つまりは読み手に伝わりやすい文章の書き方、ということなのですが、
先生の話はそんなことからは想像もつかない多岐で深い内容になっています。


そんな中で、私が唸らされたのが「エクリチュール」という概念。
上手く日本語に該当する言葉がないそうなのですが
「社会言語」とか「集団的言語運用」と言ってもいい。
大阪のおばちゃんの話し方、中学生の話し方、ヤクザの話し方・・・
局地的な方言みたいな感じ、確かに色々ありますね。
で、私たちはそれを選択することができる。
けれどもフランスではこのエクリチュールが上下に階層化しているというのです。
フランスの文献というのは非常に難解でわかりにくく書かれている。
でもそれはもともと上層のエクリチュールにある人々が
同じ階層の人に向けて書かれたものなのなので、問題ない、というのです。
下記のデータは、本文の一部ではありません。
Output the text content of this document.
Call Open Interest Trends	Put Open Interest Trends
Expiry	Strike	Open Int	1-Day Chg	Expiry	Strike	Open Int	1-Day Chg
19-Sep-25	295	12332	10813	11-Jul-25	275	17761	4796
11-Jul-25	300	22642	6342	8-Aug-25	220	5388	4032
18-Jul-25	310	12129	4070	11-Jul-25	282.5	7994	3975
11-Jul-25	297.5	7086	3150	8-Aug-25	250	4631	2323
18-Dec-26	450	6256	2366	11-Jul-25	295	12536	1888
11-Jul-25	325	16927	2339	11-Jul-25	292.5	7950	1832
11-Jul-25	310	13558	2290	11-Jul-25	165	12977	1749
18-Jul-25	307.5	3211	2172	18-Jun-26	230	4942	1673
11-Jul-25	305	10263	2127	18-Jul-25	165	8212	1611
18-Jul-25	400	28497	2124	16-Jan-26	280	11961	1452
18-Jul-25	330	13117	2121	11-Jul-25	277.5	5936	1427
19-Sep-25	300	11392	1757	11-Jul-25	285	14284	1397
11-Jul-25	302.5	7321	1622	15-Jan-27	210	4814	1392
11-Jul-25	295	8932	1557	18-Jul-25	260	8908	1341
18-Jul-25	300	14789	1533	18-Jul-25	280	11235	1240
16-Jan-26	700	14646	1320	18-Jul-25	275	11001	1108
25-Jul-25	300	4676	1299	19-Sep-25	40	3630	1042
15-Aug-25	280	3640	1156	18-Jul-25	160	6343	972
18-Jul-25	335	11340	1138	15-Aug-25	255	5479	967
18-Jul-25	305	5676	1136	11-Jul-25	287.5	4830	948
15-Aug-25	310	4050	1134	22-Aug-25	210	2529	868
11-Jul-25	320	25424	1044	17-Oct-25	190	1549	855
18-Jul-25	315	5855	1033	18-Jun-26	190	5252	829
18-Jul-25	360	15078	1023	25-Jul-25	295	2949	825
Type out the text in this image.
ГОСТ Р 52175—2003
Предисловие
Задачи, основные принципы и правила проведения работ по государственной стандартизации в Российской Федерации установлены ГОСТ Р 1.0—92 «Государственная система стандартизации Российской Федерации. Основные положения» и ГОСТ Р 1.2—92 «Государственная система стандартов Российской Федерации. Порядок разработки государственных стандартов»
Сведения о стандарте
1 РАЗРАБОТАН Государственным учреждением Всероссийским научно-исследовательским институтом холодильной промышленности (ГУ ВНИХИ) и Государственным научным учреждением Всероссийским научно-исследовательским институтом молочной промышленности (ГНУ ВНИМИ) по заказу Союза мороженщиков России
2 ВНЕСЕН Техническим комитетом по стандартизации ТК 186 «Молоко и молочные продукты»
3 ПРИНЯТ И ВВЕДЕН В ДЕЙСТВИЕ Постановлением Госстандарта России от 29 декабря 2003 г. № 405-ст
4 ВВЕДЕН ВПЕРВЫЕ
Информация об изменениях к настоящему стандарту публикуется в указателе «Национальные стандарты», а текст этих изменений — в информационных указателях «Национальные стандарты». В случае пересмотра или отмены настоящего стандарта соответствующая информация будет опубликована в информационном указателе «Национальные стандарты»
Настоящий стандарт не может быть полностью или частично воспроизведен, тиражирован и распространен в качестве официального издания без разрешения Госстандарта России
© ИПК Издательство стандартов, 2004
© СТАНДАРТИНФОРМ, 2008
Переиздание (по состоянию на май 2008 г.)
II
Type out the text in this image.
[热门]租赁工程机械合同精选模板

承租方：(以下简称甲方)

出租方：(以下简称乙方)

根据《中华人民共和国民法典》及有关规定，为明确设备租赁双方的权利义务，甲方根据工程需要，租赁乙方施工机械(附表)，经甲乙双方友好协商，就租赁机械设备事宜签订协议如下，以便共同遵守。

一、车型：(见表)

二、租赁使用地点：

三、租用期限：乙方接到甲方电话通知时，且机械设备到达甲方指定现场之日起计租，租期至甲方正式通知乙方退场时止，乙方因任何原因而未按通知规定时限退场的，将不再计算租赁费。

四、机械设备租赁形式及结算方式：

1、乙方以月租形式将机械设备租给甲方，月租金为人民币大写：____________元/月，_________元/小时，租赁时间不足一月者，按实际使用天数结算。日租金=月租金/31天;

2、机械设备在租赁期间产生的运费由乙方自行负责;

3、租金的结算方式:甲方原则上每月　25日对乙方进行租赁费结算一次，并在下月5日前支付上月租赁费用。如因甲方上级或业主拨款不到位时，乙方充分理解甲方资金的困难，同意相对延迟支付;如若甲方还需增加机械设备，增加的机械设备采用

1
。
もともと下層の人々を意識したものではないので、わかりやすくする必要がない。
なんてシビアな階級社会。
少なくとも日本ではよほどの専門書でもない限り、
わかりやすさを基調とされているのが幸い・・・。
そこで私は先日の「マネー・ショート」の映画を思い出してしまった。
あれは分かる人にだけ向けた作品で、つまり私はもともと対象にされていない、
お呼びじゃなかった、ということ?
・・・考えすぎですかね。
(わけがわからなかったことを未だにひがんでいる、私。)


話を戻して、日本語は表音文字と表意文字との組み合わせなので、
文章がすごくわかりやすい。
ひらがなカタカナ、そして漢字。
覚えるのがすごく大変なのにもかかわらず、
識字率が99.8%というのも凄いですね。
つい自分の国は卑下してしまいがちですが、これは威張ってもいいと思う。


また、私たちが文章を書こうとするときには
実は本人も認識していない意識下で、すでに内容はできている。
まずはじめの一文を書き出すと、スルスルと次の言葉が出てくる、
・・・というような話には個人的にも納得できる部分があります。
(けどいつでも必ず、というわけでもないのが困るんだなあ・・・)


ほんの一部の話をご紹介しただけなのですが、他にも興味深い話満載です。
そして驚くのはこの講義のために先生は殆ど下準備なしで、
その場で思いついたことを述べている、ということ。
予め原稿を作っておいてそれを読むような授業をすると、
学生はバタバタと眠ってしまうのだとか・・・。
話がどう転がるかわからない、でも伝えたい事は絶対に伝えたい、わかってほしい。
そういう緊張感と熱意が、実際伝わるんですね。
この辺境の北海道で、もしいつか機会があったら、
ぜひ先生の講演を生で聞いてみたいと思いました。